I maligni assicurano che al centro della questione ci sia un posto di governo nell’imminente rimpasto estivo
Dal centrosinistra al centrodestra, ecco spuntare ancora una volta il gruppo dei verdiniani. Più che una notizia è diventata una leggenda. Nel Palazzo si racconta ormai da giorni l’imminente nascita del gruppo guidato da Denis Verdini. Una quindicina di senatori, in gran parte provenienti da Forza Italia, pronti a schierarsi con la maggioranza per sostenere il percorso delle riforme. I nomi girano, le indiscrezioni anche. Di certo al momento non c’è ancora nulla. Ma i retroscena giornalistici assicurano che lo strappo tra Silvio Berlusconi e il suo storico collaboratore toscano si sarebbe già consumato. Intanto la vicesegretaria democrat Debora Serracchiani ha lasciato ben spalancate le porte di un’intesa. «Noi non stiamo cercando nessuno» ha chiarito in un’intervista al Corriere. Sulle riforme il Partito democratico proverà a partire dall’unità all’interno del gruppo parlamentare (all’assemblea nazionale di sabato sarà proprio questo l’argomento principale al centro della discussione). Ma se arrivasse qualche aiuto non richiesto, tanto meglio. «Se c’è qualche senatore che vuole votare le riforme e magari ha anche contribuito a scriverle – le parole della Serracchiani – Non si comprende perché non si dovrebbe lavorare insieme».
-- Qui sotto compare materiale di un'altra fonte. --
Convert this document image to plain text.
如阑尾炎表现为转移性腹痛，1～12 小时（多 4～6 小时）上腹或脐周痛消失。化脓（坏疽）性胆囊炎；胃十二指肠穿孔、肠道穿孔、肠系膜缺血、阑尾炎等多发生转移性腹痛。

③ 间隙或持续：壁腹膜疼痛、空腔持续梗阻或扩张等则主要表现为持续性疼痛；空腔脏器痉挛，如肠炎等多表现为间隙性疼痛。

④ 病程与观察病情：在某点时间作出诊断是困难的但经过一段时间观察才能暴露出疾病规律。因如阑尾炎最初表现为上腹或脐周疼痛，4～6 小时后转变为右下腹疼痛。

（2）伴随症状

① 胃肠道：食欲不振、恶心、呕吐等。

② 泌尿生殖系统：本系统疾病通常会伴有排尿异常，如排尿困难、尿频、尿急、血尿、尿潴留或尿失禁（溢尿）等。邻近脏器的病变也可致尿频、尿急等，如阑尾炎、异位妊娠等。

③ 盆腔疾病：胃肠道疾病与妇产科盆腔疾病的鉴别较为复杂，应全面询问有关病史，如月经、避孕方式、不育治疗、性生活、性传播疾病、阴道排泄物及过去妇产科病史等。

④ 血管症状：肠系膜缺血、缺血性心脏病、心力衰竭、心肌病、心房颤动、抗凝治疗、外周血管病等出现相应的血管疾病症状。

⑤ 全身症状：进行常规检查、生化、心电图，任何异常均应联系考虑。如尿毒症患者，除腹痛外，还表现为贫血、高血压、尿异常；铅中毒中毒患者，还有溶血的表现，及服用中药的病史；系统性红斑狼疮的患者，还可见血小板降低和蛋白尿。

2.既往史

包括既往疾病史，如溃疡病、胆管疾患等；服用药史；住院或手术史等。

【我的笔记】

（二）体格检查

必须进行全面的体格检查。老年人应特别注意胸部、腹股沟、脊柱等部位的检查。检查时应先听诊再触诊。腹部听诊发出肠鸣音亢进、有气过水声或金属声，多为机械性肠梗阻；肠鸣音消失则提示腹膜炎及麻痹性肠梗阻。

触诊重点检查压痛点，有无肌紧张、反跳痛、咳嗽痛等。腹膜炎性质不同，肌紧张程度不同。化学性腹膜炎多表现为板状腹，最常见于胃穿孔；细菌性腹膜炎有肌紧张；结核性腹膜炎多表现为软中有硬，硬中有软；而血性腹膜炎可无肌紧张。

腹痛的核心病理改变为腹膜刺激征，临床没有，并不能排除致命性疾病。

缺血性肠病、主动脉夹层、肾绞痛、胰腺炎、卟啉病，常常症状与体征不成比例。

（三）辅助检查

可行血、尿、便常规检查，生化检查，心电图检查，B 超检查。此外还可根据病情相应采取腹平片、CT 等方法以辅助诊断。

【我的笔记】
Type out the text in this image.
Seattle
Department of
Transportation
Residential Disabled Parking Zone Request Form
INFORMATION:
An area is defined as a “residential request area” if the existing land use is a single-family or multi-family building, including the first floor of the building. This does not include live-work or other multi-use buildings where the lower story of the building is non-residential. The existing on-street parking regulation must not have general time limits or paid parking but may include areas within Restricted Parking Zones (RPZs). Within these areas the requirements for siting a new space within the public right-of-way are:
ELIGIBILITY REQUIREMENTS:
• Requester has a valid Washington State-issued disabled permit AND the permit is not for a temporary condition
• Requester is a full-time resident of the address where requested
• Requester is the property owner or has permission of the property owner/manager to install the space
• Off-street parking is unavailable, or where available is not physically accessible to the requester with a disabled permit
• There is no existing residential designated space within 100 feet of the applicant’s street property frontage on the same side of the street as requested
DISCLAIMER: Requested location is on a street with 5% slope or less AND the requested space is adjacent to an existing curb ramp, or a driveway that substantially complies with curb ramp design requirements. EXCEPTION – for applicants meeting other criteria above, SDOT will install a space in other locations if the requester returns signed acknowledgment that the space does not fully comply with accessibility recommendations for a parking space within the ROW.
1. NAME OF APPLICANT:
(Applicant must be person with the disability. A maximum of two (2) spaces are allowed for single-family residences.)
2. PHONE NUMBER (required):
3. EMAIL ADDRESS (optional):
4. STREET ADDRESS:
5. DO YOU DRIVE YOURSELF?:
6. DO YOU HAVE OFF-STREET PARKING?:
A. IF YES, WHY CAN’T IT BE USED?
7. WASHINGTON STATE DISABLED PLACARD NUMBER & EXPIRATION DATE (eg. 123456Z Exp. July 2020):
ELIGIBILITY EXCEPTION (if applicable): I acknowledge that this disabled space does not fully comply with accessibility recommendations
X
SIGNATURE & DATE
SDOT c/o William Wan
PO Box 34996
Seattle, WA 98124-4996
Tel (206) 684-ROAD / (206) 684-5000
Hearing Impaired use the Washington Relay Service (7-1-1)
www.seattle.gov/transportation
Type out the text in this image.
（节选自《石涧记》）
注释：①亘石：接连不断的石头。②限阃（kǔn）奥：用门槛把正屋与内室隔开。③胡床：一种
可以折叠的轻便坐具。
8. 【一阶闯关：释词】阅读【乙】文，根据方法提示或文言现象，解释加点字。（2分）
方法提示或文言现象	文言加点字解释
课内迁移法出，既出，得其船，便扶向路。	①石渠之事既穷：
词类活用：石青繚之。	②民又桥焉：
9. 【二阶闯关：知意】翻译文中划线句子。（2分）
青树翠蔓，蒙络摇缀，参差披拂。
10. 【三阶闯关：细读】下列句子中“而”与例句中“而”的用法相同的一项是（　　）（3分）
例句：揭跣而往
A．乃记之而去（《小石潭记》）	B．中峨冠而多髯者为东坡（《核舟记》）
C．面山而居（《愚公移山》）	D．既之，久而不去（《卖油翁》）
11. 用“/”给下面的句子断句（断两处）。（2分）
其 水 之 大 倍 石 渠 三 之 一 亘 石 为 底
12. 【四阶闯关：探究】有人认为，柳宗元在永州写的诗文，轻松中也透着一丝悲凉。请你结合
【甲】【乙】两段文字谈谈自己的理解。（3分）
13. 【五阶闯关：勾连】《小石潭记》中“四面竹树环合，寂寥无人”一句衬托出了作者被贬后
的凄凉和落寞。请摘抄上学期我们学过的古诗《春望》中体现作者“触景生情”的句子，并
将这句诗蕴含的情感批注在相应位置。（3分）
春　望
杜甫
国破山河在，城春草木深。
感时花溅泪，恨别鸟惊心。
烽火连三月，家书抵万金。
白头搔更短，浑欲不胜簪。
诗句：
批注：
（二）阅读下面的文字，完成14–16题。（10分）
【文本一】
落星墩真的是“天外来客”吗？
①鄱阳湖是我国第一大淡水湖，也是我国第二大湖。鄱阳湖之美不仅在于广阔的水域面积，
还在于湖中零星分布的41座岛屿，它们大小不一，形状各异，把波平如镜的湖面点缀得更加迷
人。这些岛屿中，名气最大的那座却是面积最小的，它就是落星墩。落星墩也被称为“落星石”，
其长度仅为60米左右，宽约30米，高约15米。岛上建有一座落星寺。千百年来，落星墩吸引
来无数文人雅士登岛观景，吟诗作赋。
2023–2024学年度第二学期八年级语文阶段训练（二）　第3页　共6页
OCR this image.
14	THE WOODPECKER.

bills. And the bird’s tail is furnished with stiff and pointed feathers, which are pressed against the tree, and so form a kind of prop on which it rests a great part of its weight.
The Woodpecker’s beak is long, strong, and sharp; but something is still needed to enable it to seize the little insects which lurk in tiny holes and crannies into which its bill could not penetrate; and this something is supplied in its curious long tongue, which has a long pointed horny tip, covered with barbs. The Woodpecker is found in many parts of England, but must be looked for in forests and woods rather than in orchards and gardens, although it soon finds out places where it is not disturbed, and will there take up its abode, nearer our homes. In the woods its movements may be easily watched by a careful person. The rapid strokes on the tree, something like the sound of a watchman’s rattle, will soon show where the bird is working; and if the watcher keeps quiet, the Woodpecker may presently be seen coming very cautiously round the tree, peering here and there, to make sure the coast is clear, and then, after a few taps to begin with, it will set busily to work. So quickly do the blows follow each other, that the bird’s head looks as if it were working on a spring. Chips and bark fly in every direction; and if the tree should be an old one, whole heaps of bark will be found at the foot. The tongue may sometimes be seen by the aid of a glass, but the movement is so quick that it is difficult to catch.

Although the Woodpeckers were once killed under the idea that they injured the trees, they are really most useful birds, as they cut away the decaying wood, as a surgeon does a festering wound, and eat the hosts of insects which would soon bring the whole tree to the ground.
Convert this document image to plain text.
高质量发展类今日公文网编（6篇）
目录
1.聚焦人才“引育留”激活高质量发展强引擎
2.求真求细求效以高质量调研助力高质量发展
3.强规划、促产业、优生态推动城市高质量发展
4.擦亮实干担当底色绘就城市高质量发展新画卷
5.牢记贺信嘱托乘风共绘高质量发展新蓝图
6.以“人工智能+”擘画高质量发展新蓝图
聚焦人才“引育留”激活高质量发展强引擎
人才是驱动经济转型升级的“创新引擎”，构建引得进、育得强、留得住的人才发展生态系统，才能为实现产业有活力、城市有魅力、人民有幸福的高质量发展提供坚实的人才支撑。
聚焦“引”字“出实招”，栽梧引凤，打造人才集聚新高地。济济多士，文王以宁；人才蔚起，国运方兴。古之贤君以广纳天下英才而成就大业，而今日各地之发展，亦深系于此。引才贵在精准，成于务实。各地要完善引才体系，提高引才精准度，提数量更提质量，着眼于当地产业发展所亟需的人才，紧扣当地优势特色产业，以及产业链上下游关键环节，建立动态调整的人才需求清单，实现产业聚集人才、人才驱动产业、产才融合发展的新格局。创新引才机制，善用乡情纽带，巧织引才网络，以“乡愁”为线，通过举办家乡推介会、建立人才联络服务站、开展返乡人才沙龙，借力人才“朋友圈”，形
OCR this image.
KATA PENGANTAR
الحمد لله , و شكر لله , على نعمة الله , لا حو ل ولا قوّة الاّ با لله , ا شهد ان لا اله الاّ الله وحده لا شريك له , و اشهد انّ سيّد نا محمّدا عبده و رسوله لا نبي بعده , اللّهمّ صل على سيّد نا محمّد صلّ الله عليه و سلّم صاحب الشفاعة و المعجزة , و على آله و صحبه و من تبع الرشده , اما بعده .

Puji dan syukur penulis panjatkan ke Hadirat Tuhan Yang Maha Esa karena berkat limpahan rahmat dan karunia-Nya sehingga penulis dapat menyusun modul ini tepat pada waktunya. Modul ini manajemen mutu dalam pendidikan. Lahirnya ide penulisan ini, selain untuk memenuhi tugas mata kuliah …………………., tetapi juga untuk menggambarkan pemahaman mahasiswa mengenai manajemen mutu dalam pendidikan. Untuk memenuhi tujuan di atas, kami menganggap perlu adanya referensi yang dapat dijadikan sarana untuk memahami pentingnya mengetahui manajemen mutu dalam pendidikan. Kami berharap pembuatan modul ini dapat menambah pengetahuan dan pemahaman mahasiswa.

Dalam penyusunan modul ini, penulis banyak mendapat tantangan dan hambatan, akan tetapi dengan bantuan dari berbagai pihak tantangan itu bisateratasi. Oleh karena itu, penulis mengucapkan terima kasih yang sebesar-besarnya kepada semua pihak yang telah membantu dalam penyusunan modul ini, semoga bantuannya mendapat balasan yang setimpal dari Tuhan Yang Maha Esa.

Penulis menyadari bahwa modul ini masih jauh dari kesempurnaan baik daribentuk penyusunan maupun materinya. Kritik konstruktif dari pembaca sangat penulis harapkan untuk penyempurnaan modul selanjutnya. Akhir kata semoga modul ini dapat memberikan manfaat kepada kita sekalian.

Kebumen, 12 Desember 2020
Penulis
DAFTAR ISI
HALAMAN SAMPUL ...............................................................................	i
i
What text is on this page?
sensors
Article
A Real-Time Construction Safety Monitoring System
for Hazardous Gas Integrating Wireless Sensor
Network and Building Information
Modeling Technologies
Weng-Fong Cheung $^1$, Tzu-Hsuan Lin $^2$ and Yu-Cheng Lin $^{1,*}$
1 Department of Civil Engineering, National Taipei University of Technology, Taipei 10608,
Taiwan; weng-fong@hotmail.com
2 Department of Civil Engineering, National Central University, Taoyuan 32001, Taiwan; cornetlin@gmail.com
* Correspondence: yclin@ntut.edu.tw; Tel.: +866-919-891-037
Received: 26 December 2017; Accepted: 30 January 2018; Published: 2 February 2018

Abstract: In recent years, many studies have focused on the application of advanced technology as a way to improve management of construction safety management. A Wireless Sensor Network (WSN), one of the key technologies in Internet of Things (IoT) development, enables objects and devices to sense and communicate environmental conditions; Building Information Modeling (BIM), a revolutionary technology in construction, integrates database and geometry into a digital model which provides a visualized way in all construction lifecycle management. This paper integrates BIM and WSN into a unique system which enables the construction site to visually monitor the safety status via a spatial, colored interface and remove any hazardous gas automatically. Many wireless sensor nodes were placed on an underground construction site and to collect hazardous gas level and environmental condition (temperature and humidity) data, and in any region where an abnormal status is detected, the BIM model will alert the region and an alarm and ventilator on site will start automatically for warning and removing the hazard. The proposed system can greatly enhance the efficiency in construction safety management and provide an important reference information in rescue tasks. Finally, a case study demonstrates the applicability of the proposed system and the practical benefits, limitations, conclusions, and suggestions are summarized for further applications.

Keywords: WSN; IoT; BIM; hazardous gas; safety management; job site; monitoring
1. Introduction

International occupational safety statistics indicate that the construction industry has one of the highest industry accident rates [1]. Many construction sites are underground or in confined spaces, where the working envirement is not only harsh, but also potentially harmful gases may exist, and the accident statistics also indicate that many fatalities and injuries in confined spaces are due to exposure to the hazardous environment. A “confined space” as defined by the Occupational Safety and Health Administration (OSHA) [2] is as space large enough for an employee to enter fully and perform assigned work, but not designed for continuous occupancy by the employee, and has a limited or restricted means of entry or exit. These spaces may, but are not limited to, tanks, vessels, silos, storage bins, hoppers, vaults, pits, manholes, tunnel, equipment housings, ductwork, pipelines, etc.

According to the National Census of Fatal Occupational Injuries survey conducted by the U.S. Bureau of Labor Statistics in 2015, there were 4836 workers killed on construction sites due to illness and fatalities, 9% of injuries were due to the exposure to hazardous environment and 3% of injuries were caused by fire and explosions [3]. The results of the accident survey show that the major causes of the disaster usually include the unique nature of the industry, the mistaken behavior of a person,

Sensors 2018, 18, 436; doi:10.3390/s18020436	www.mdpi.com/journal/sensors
Nel Partito democratico qualcuno spera negli ex leghisti. Occhi puntati a martedì prossimo, quando Flavio Tosi presenterà a Roma il suo nuovo partito
Le maggioranze variabili aumentano. E raggiungono scenari fino a poco tempo fa impensabili. Se un sostegno alla maggioranza arrivasse dagli ex leghisti? Nel Partito democratico qualcuno ci spera. Occhi puntati a martedì prossimo, quando Flavio Tosi presenterà a Roma il suo nuovo partito. Il sindaco di Verona può contare su una piccola squadra di parlamentari veneti. Sono tre deputati e tre senatori. Un movimento ancora piccolo, ma in grado di fare la differenza a Palazzo Madama. Per il momento siamo solo alle ipotesi. I tosiani assicurano di non aver nulla a che fare con il governo renziano. Si considerano una forza politica di centrodestra, in antitesi alla maggioranza che sostiene il premier. Eppure qualcuno si lascia sfuggire che in Aula, quando sarà il momento di votare, si deciderà di volta in volta. Pragmaticamente, senza accordi sottobanco, in base a ciascun provvedimento. Intanto negli ultimi giorni è iniziata una polemica a distanza con il segretario leghista Matteo Salvini.
Al leader padano, che li aveva accusati di essere “poltronari di professione”, i tosiani hanno risposto per le rime, ironizzando sul progetto di uscita dall’euro. Segno che la ricomposizione del centrodestra è ancora lontana. Nella maggioranza si segue con interesse la situazione: la pattuglia di ex leghisti al Senato è tutta al femminile. Si tratta di Patrizia Bisinella, Raffaela Bellot ed Emanuela Munerato. Iscritte al misto, le tre hanno già dato vita alla componente “Federalismo autonomie e libertà”. Alla Camera sono in corso i preparativi per il varo del partito. Poche le indiscrezioni: il deputato Roberto Caon avrebbe ricevuto l’incarico di organizzare la struttura tosiana a Roma e nel Meridione. Una struttura che si articolerà inevitabilmente attorno alla fondazione “Ricostruiamo il Paese” del sindaco veronese.